3. Wald spends time seeing how white audiences reacted to the uncensored dozens. One particularly amusing story occurred during World War II (Wald cites several stories of white officers and soldiers reacting with shock or bafflement to the dozens during both World Wars) where a white seaman, Tom Wicker, was put in charge of a boxcar full of black sailors and reacted to an invitation to "suck my black dick" from one of the black soldiers by trading jests:
"Why, your buddy there told me you didn't even have one." A fragment of an old joke flickered in [Wicker's] memory. "Said a hog bit it off."
"Shee-it." The tall black sailor grinned. The other blacks laughed, all of them this time, some obviously in relief, some in derision of the tall boy as he thought up his reply. "You git home, man, you ask your girl friend, see if I ain't broke it off in her pussy." The blacks howled with laughter.
"After mine," Wicker said, hoping for the best, "I reckon she wouldn't even feel that little old biddy toothpick of yours."
There was more laughter and backslapping, and even the other white boys grinned, rather painfully.
In addition, Wald speaks of white immigrant dozens traditions in major cities in America in the middle part of the 20th century, picked up on the streets from African-American peers in cases of cultural mimicry.

4. What is the purpose of the dozens?
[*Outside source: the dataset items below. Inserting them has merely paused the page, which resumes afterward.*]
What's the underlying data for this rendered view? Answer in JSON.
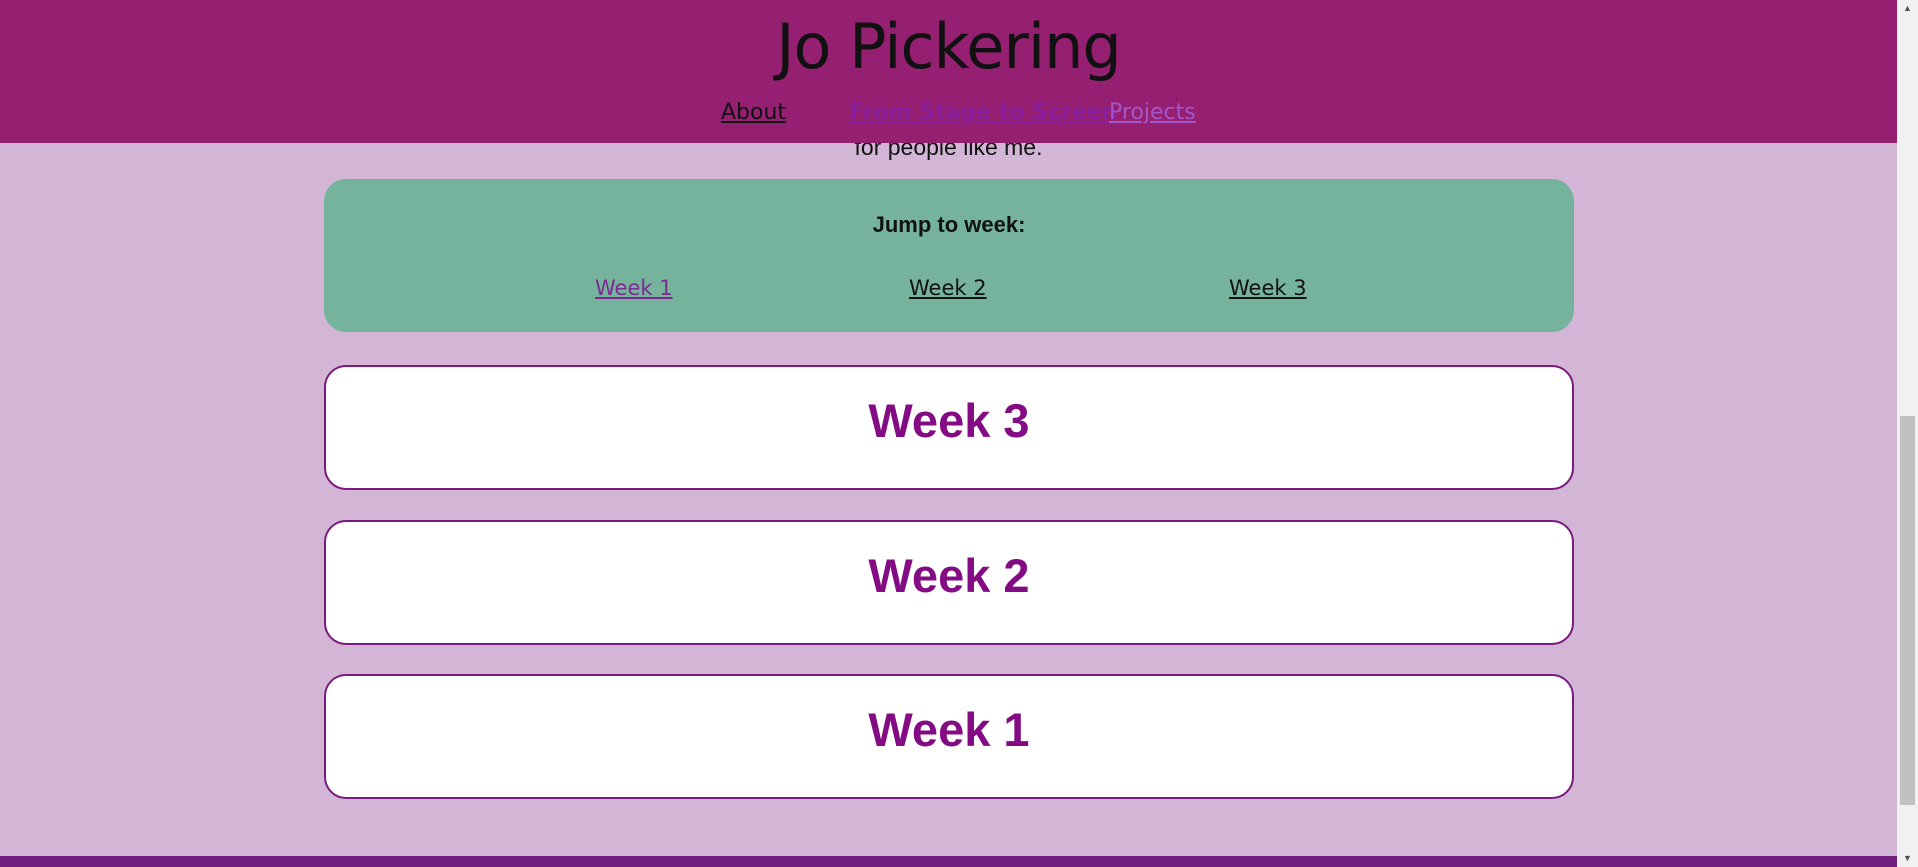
{
  "header": {
    "title": "Jo Pickering",
    "nav": [
      {
        "label": "About"
      },
      {
        "label": "From Stage to Screen"
      },
      {
        "label": "Projects"
      }
    ]
  },
  "intro": {
    "fragment": "for people like me."
  },
  "jump": {
    "heading": "Jump to week:",
    "links": [
      "Week 1",
      "Week 2",
      "Week 3"
    ]
  },
  "weeks": [
    {
      "title": "Week 3"
    },
    {
      "title": "Week 2"
    },
    {
      "title": "Week 1"
    }
  ],
  "colors": {
    "header_bg": "#951f71",
    "page_bg": "#d3b5d6",
    "jump_bg": "#76b39d",
    "week_title": "#830b83",
    "card_border": "#7a1a7f"
  },
  "scrollbar": {
    "up_icon": "scroll-up-arrow-icon",
    "down_icon": "scroll-down-arrow-icon"
  }
}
Wald argues for a number of possible social benefits to the ritual, (echoing parallel African verbal traditions that foster social cohesion), but is also not afraid to tackle the negative aspects of the dozens. While the dozens may have served to defuse physical violence and provide a coming-of-age ritual for African-American youth, the actual insults, say many African-American philosophers and cultural critics, foster negative images of blackness, womanhood, and other possible indicators of cultural self-loathing.
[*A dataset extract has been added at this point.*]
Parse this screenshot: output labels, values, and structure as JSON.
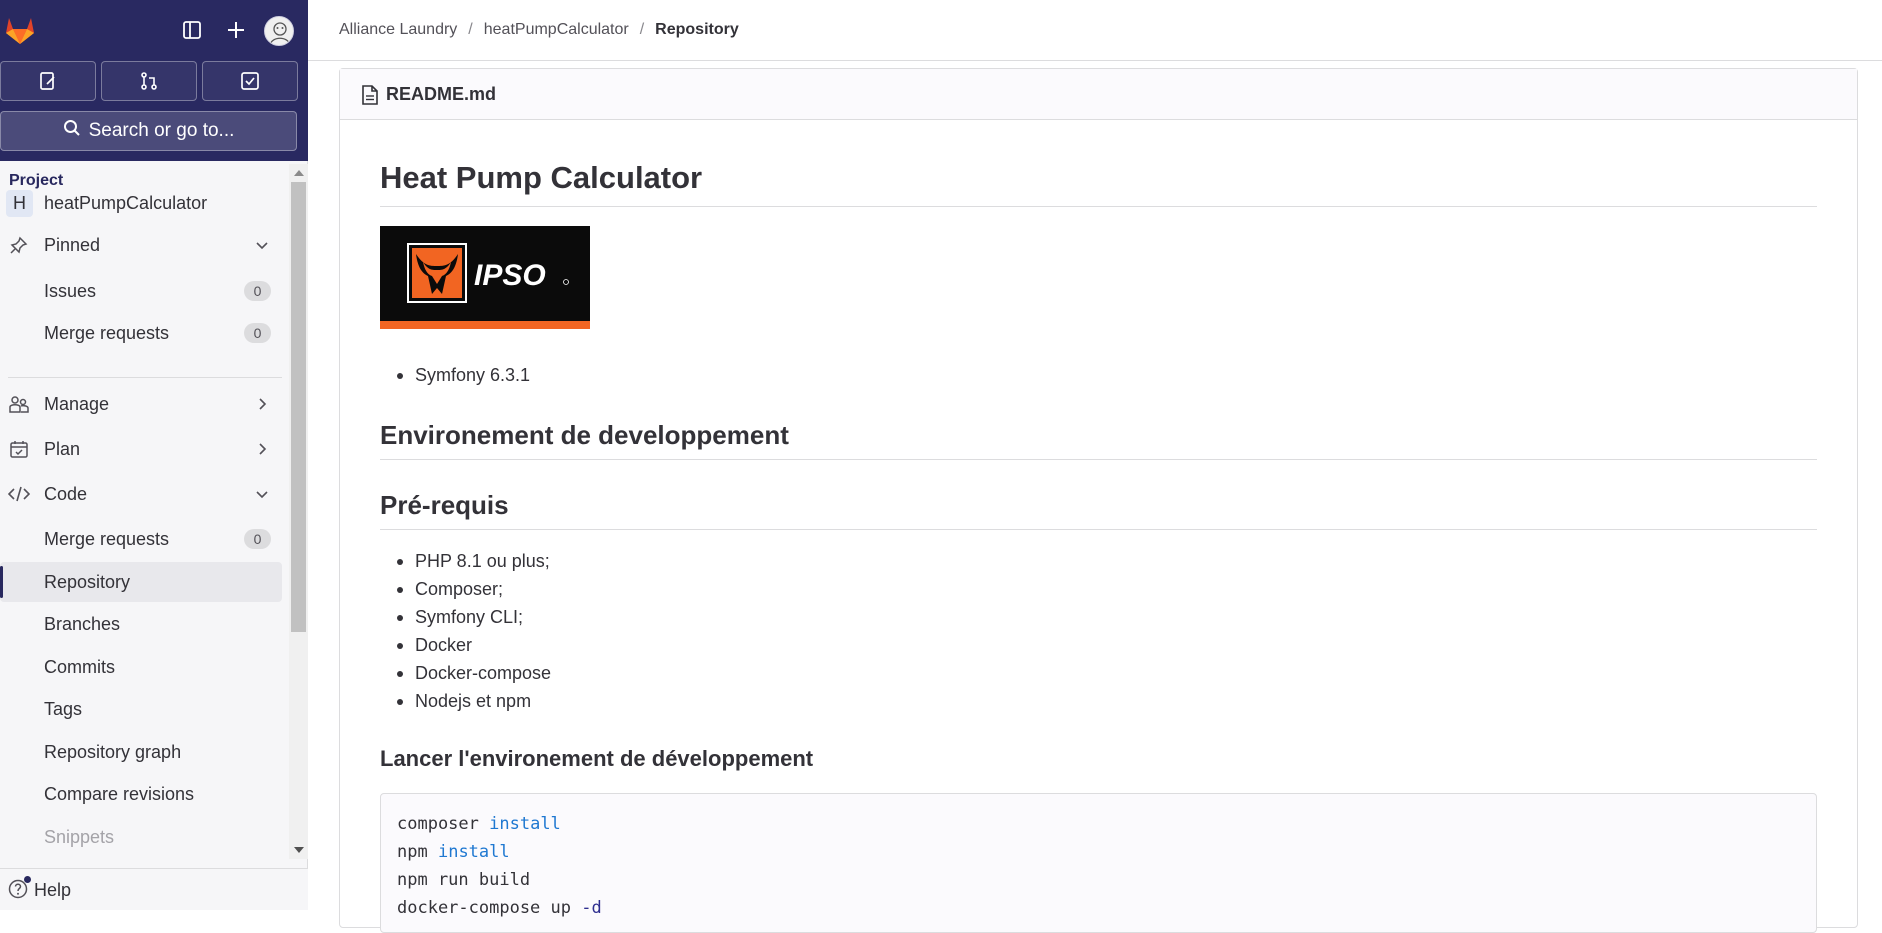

The African origins of the dozens are well-attested, and its ritual and cultural significance proven out time and time again. A near-liturgical series of mother-based anatomical insults are said to help solidify and strengthen the ties between the Dogon and Bozo peoples of West Africa, who held belief in common origins that had weakened over time through a difference in religion (animism vs. Islam, respectively) and taboos that prevent sexual intermingling.

Even with the African origins of the modern dozens solidly proven, Wald can't help but find similar traditions around the globe, in as disparate cultures as Elizabethan England and the Manus society of New Guinea.

5. Wald claims the Dozens are "rap's mama" in the title of the book, and while no one could certainly draw a direct lineage from the cultural phenomenon to hip-hop, the idea of verbal duel supplanting physical is a strong tradition throughout rap's history and pre-history. Wald traces the proto-origins of rap to several threads in the 1970s and previous: comedy albums from Rudy Ray Moore and musical descendants of Speckled Red like Jimmy Castor's "Leroy" series. Mama jokes in rap come to their apex through 2 Live Crew's raunchy, Foxx/Moore-inspired albums and exist as a connecting thread through gangsta rap's violent and sexual boasts.